Zelaya and a group of his supporters then broke into a military facility where the referendum ballots were stored, stole them and began distributing them in violation of the Court’s directive. The ballots, not surprisingly, were manufactured in Venezuela.
Zelaya shouldn’t have just been removed from office, he should have been imprisoned.
Yet, the U.S. has condemned Honduras, rescinded aid to the country and cut off an unspecified number of visas sought by Hondurans desiring to visit the United States – an unfortunate consequence of a President and Secretary of State completely out of their depth.
The Hondurans can be forgiven if they’re just a little bit protective of their Constitution. At the time Honduras adopted its current constitution in 1982, it had already gone through 15 constitutions since gaining independence from Spain – a new one, on average, every 10 years.
Previous constitutions proved ineffective in restraining executive power and led to a succession of authoritarian military regimes.
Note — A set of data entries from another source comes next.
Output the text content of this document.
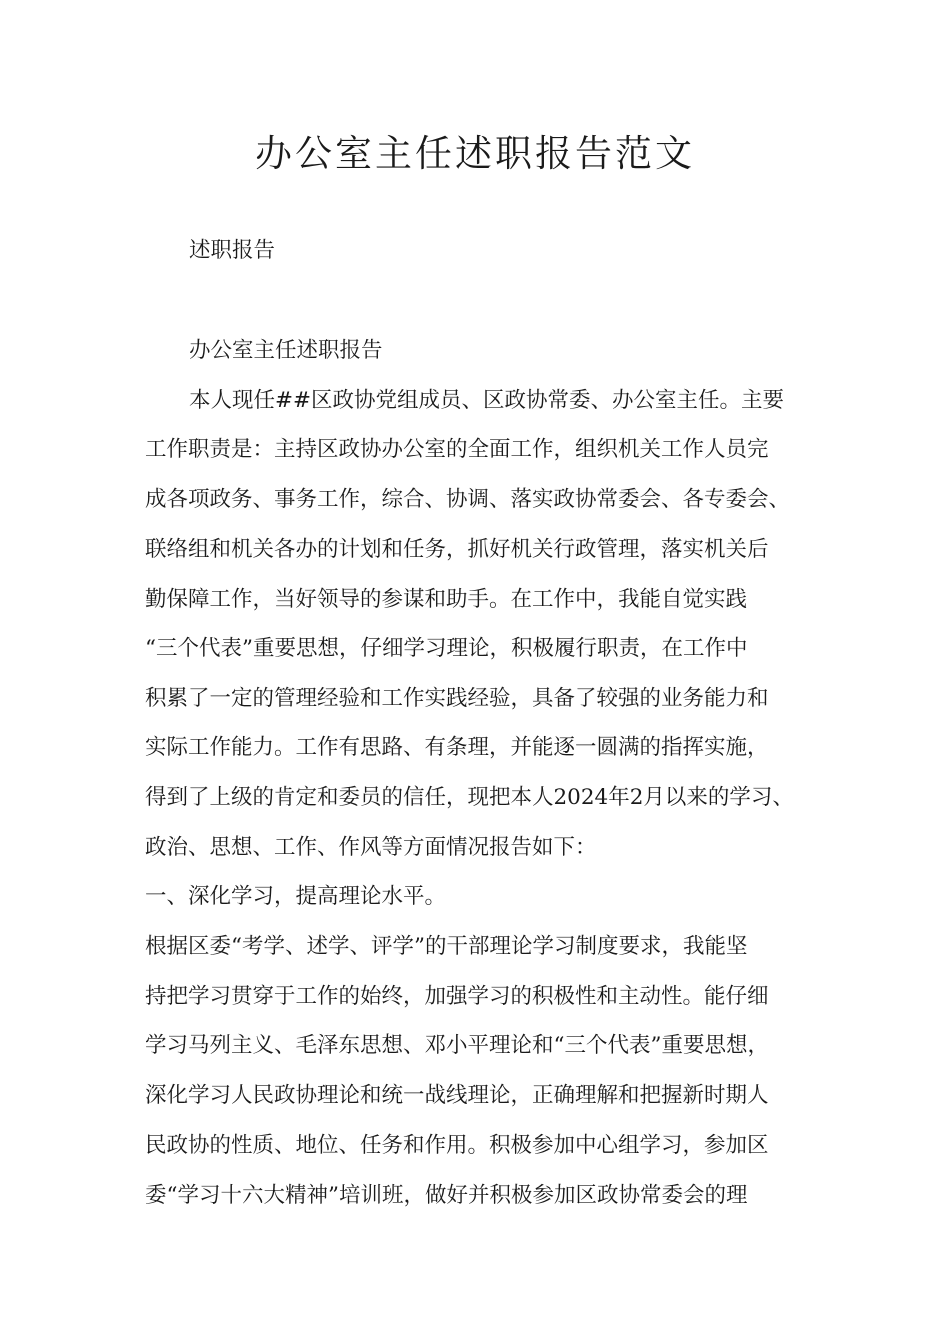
办公室主任述职报告范文

述职报告

办公室主任述职报告

本人现任##区政协党组成员、区政协常委、办公室主任。主要

工作职责是：主持区政协办公室的全面工作，组织机关工作人员完

成各项政务、事务工作，综合、协调、落实政协常委会、各专委会、

联络组和机关各办的计划和任务，抓好机关行政管理，落实机关后

勤保障工作，当好领导的参谋和助手。在工作中，我能自觉实践

“三个代表”重要思想，仔细学习理论，积极履行职责，在工作中

积累了一定的管理经验和工作实践经验，具备了较强的业务能力和

实际工作能力。工作有思路、有条理，并能逐一圆满的指挥实施，

得到了上级的肯定和委员的信任，现把本人2024年2月以来的学习、

政治、思想、工作、作风等方面情况报告如下：

一、深化学习，提高理论水平。

根据区委“考学、述学、评学”的干部理论学习制度要求，我能坚

持把学习贯穿于工作的始终，加强学习的积极性和主动性。能仔细

学习马列主义、毛泽东思想、邓小平理论和“三个代表”重要思想，

深化学习人民政协理论和统一战线理论，正确理解和把握新时期人

民政协的性质、地位、任务和作用。积极参加中心组学习，参加区

委“学习十六大精神”培训班，做好并积极参加区政协常委会的理
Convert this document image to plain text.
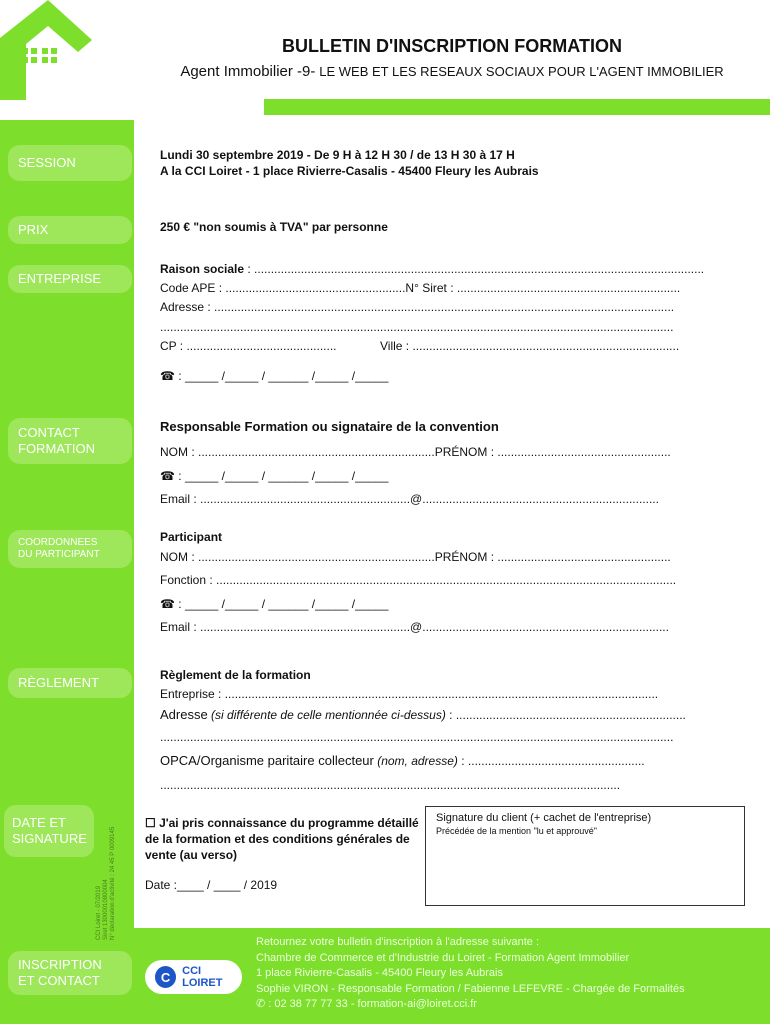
SESSION
PRIX
ENTREPRISE
CONTACT
FORMATION
COORDONNEES
DU PARTICIPANT
RÈGLEMENT
DATE ET
SIGNATURE
CCI Loiret - 07/2019 Siret 13000010800004 N° déclaration d'activité : 24 45 P 0009145
INSCRIPTION
ET CONTACT
BULLETIN D'INSCRIPTION FORMATION
Agent Immobilier -9- LE WEB ET LES RESEAUX SOCIAUX POUR L'AGENT IMMOBILIER
Lundi 30 septembre 2019 - De 9 H à 12 H 30 / de 13 H 30 à 17 H
A la CCI Loiret - 1 place Rivierre-Casalis - 45400 Fleury les Aubrais
250 € "non soumis à TVA" par personne
Raison sociale : .......................................................................................................................................
Code APE : ......................................................N° Siret : ...................................................................
Adresse : ..........................................................................................................................................
..........................................................................................................................................................
CP : .............................................	Ville : ................................................................................
☎ : _____ /_____ / ______ /_____ /_____
Responsable Formation ou signataire de la convention
NOM : .......................................................................PRÉNOM : ....................................................
☎ : _____ /_____ / ______ /_____ /_____
Email : ...............................................................@.......................................................................
Participant
NOM : .......................................................................PRÉNOM : ....................................................
Fonction : ..........................................................................................................................................
☎ : _____ /_____ / ______ /_____ /_____
Email : ...............................................................@..........................................................................
Règlement de la formation
Entreprise : ..................................................................................................................................
Adresse (si différente de celle mentionnée ci-dessus) : .....................................................................
..........................................................................................................................................................
OPCA/Organisme paritaire collecteur (nom, adresse) : .....................................................
..........................................................................................................................................
☐ J'ai pris connaissance du programme détaillé de la formation et des conditions générales de vente (au verso)
Date :____ / ____ / 2019
Signature du client (+ cachet de l'entreprise)
Précédée de la mention "lu et approuvé"
C	CCI LOIRET
Retournez votre bulletin d'inscription à l'adresse suivante :
Chambre de Commerce et d'Industrie du Loiret - Formation Agent Immobilier
1 place Rivierre-Casalis - 45400 Fleury les Aubrais
Sophie VIRON - Responsable Formation / Fabienne LEFEVRE - Chargée de Formalités
✆ : 02 38 77 77 33 - formation-ai@loiret.cci.fr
This is why the current constitution requires the removal of any president who proposes extending his term.
One can’t argue with the results. President Zelaya’s election marked the seventh consecutive democratic election in Honduras, the most in its history. By removing him, Honduras was simply acting to prevent that streak from ending.
By denouncing rather than praising Honduras’ defense of its democracy, and by cutting off all aid to the Honduran government, the Obama Administration has sent the wrong message to Hondurans who have paid an enormous price for it.
It sent the wrong message to Hugo Chavez and other regional despots who now must question America’s commitment to defending democracy.
And it sent the wrong message to Americans concerned about Obama’s commitment to democratic values in the wake of “Fishygate” and the intimidation of critics of the President at town hall meetings by his union supporters.
If Barack Obama continues to put his ideology before freedom, he may fall to a kind of coup himself – something the rest of us like to call “elections.”